Just they other day I found myself dragging my baggage through the streets of a small town in France after two days of flights, buses and barely 2 hours of sleep. I had no make up, I was sweaty and suddenly my shoe broke. So there I was, tired, gross and walking the streets of France in one shoe like “I am just never going to be one of those twirly skirt girls am I…” 😉
Priscilla says
Preach! I always have trouble finding images that represents with integrity. You nailed it, Nikki.
Guenevere Neufeld says
Yes. This is so spot on. Here’s to diversity! I get so nauseated by monotonous archetypal expectations of me as a female traveller. Thanks for the article — and everything really. I’m blown away by y’all.
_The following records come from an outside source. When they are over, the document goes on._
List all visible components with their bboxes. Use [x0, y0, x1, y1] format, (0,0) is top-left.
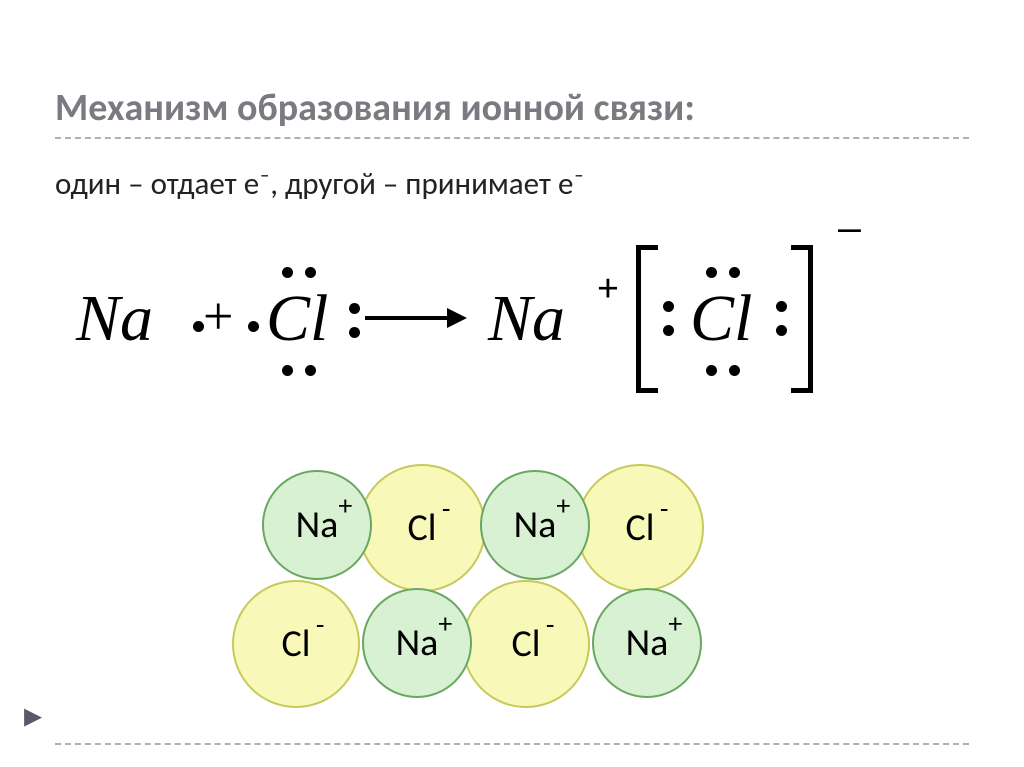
- ion-charge: +: [556, 488, 570, 523]
- ion-label: Cl-: [626, 505, 655, 551]
- slide: Механизм образования ионной связи: один …: [0, 0, 1024, 767]
- bracket-right-top: [791, 245, 813, 250]
- cl-ion: Cl-: [576, 464, 704, 592]
- cl-ion: Cl-: [232, 580, 360, 708]
- ion-charge: +: [338, 488, 352, 523]
- bracket-left-bot: [636, 388, 658, 393]
- ion-charge: -: [660, 491, 669, 526]
- bracket-right-v: [808, 245, 813, 393]
- cl-dot-top-1: [282, 267, 293, 278]
- cl-dot-bot-2: [305, 365, 316, 376]
- na-ion: Na+: [262, 470, 372, 580]
- prod-cl-dot-left-2: [663, 325, 674, 336]
- na-ion: Na+: [592, 588, 702, 698]
- prod-cl-dot-left-1: [663, 301, 674, 312]
- bracket-right-bot: [791, 388, 813, 393]
- cl-dot-right-1: [349, 303, 360, 314]
- prod-cl-dot-right-2: [776, 325, 787, 336]
- equation-na: Na: [76, 281, 153, 357]
- ionic-lattice: Na+ Cl- Na+ Cl- Cl- Na+ Cl- Na+: [252, 470, 772, 730]
- ion-label: Cl-: [282, 621, 311, 667]
- cl-minus-charge: _: [838, 183, 861, 239]
- ion-label: Cl-: [408, 505, 437, 551]
- bracket-left-top: [636, 245, 658, 250]
- bullet-icon: ▸: [24, 693, 42, 737]
- cl-dot-top-2: [305, 267, 316, 278]
- prod-cl-dot-top-1: [706, 267, 717, 278]
- ion-charge: +: [668, 606, 682, 641]
- lewis-equation: Na + Cl Na + Cl: [80, 223, 944, 423]
- page-title: Механизм образования ионной связи:: [55, 85, 969, 131]
- cl-dot-right-2: [349, 327, 360, 338]
- ion-label: Cl-: [512, 621, 541, 667]
- equation-plus: +: [203, 285, 233, 347]
- prod-cl-dot-bot-1: [706, 365, 717, 376]
- cl-ion: Cl-: [462, 580, 590, 708]
- cl-ion: Cl-: [358, 464, 486, 592]
- ion-label: Na+: [514, 502, 557, 548]
- ion-label: Na+: [396, 620, 439, 666]
- ion-label: Na+: [296, 502, 339, 548]
- equation-cl-product: Cl: [690, 281, 752, 357]
- subtitle: один – отдает е⁻, другой – принимает е⁻: [55, 165, 969, 203]
- ion-charge: -: [316, 607, 325, 642]
- equation-na-plus: Na: [488, 281, 565, 357]
- equation-cl: Cl: [266, 281, 328, 357]
- arrow-line: [365, 316, 453, 320]
- bottom-divider: [55, 743, 969, 745]
- title-divider: [55, 137, 969, 139]
- prod-cl-dot-top-2: [729, 267, 740, 278]
- prod-cl-dot-right-1: [776, 301, 787, 312]
- bracket-left-v: [636, 245, 641, 393]
- prod-cl-dot-bot-2: [729, 365, 740, 376]
- ion-charge: -: [546, 607, 555, 642]
- cl-electron-dot-left: [248, 321, 259, 332]
- ion-label: Na+: [626, 620, 669, 666]
- ion-charge: +: [438, 606, 452, 641]
- arrow-head: [447, 308, 467, 328]
- na-ion: Na+: [480, 470, 590, 580]
- ion-charge: -: [442, 491, 451, 526]
- na-ion: Na+: [362, 588, 472, 698]
- na-plus-charge: +: [598, 263, 618, 312]
- cl-dot-bot-1: [282, 365, 293, 376]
Natalie Drake-Brockman says
Love this article and we’ve shared it on our Travel Play Live – Women’s Adventure & Lifestyle magazine page. We hope you’ll all enter our Happy Place Cover Photo competition – real images of real women who are in the moment in their happy place. #happyplacetpl. The winner is published on our front cover. Comp closes 14 Feb. Cheers, Nat (Executive Director).
Brianne Nemiroff says
I’m also a travel writer, soon to launch a blog with my husband, but before going off on my own, I worked with a magazine that preferred to publish glamorous images. I had to choose white women with long hair, preferably blonde, and in a sexy pose. Every time I tried to choose someone who was a brunette with short hair or someone with a few curves, they deemed it not the fantasy. I found that awful. Why is the blonde goddess the only kind of fantasy? And were we only curating the magazine for men’s preferences?
The photos you chose that were of the real travel women were absolutely stunning. I am trying my hardest to revamp my Instagram feed to follow more of these strong, intelligent women of all ages.
Karen says
So very true! We live on a sailboat, and go many places and see many kinds of people travelling, none look like the stock magazine fantasy images!